Interpretation Regarding Subscriptions
The Company will determine all questions regarding subscriptions. The Company’s determinations shall be final and binding. The Company reserves the absolute right to reject any subscription if it is not in proper form or if the acceptance or issuance of the Membership Units could be deemed unlawful. The Company also reserves the right to waive any defect with regard to any particular subscription. The Company is not required to give notification of any defect or irregularity in a subscription, nor will the Company incur any liability for failure to give such notification. Subscriptions will not be deemed to have been made until any such defect or irregularity has been cured or waived within such time as the Company determines is necessary. Subscriptions with defects or irregularities that have not been cured or waived will be returned by the Company to the appropriate Investor as soon as possible.
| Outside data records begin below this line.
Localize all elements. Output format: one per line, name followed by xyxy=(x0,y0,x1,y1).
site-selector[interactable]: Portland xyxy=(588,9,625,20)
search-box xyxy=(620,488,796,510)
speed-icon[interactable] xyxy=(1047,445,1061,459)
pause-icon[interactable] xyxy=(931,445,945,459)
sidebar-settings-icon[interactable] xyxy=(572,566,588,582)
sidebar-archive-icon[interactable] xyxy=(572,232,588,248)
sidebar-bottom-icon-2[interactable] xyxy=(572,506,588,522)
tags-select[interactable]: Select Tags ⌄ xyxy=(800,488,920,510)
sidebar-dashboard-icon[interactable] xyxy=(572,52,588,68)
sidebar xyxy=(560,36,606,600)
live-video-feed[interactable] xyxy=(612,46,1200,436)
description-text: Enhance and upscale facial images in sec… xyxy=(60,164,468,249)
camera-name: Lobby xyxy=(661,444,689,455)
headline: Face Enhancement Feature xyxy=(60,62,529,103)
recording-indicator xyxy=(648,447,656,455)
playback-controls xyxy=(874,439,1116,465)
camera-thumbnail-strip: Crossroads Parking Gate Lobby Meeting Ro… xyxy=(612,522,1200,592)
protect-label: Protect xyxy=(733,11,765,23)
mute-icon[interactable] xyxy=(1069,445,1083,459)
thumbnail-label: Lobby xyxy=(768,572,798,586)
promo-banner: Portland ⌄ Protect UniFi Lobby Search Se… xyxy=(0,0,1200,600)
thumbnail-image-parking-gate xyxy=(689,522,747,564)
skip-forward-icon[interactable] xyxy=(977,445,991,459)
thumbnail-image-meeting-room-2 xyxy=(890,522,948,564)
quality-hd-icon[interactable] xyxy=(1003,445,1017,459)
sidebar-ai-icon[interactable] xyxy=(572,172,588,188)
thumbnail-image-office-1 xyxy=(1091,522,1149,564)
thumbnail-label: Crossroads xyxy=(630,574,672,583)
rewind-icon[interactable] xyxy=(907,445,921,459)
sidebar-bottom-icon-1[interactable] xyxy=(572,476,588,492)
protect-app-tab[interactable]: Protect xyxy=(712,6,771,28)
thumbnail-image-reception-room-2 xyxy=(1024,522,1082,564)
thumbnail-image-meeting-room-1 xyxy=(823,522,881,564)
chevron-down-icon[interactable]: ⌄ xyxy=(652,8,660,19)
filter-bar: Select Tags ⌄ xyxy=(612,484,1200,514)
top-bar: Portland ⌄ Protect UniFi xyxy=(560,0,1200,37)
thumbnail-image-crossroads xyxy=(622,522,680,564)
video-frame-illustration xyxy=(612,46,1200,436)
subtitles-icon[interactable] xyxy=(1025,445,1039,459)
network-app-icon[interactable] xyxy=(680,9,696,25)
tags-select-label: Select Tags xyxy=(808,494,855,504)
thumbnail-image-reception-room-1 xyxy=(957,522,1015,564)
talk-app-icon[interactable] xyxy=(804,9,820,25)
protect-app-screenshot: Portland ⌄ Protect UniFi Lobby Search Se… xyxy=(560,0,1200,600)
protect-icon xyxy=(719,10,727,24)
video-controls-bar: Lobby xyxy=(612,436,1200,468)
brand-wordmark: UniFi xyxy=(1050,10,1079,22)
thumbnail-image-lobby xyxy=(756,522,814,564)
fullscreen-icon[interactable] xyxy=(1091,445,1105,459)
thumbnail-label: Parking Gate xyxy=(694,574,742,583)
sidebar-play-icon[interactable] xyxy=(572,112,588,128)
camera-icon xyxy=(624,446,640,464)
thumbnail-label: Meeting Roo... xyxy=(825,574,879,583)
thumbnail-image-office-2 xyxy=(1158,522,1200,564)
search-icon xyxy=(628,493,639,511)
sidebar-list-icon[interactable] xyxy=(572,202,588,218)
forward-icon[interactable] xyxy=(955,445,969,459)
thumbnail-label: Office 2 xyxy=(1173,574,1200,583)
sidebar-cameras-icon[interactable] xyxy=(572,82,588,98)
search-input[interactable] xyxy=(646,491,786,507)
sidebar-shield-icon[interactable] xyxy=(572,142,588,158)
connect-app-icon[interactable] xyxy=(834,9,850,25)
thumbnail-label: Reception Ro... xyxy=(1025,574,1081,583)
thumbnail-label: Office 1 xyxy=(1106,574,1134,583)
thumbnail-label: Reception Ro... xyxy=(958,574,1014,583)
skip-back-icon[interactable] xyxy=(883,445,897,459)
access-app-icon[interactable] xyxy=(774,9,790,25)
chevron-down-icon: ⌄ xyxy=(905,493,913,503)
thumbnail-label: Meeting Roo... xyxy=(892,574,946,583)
Once a person has executed a subscription agreement counterpart signature page and submitted funds for the Membership Unit, except as otherwise required by state securities laws, the subscription may not be revoked without the Company’s consent.
State Securities Laws
The Company will not offer, sell or issue any Membership Units in any jurisdiction where it is unlawful to do so or where laws, rules, regulations or orders would require the Company, in its sole discretion, to incur costs, obligations or time delays disproportionate to the net proceeds the Company will realize from such offers, sales or issuances. Neither this Offering Package nor any subscription agreement shall constitute an offer to sell or a solicitation of an offer to purchase any Membership Units in any jurisdiction in which such transactions would be unlawful.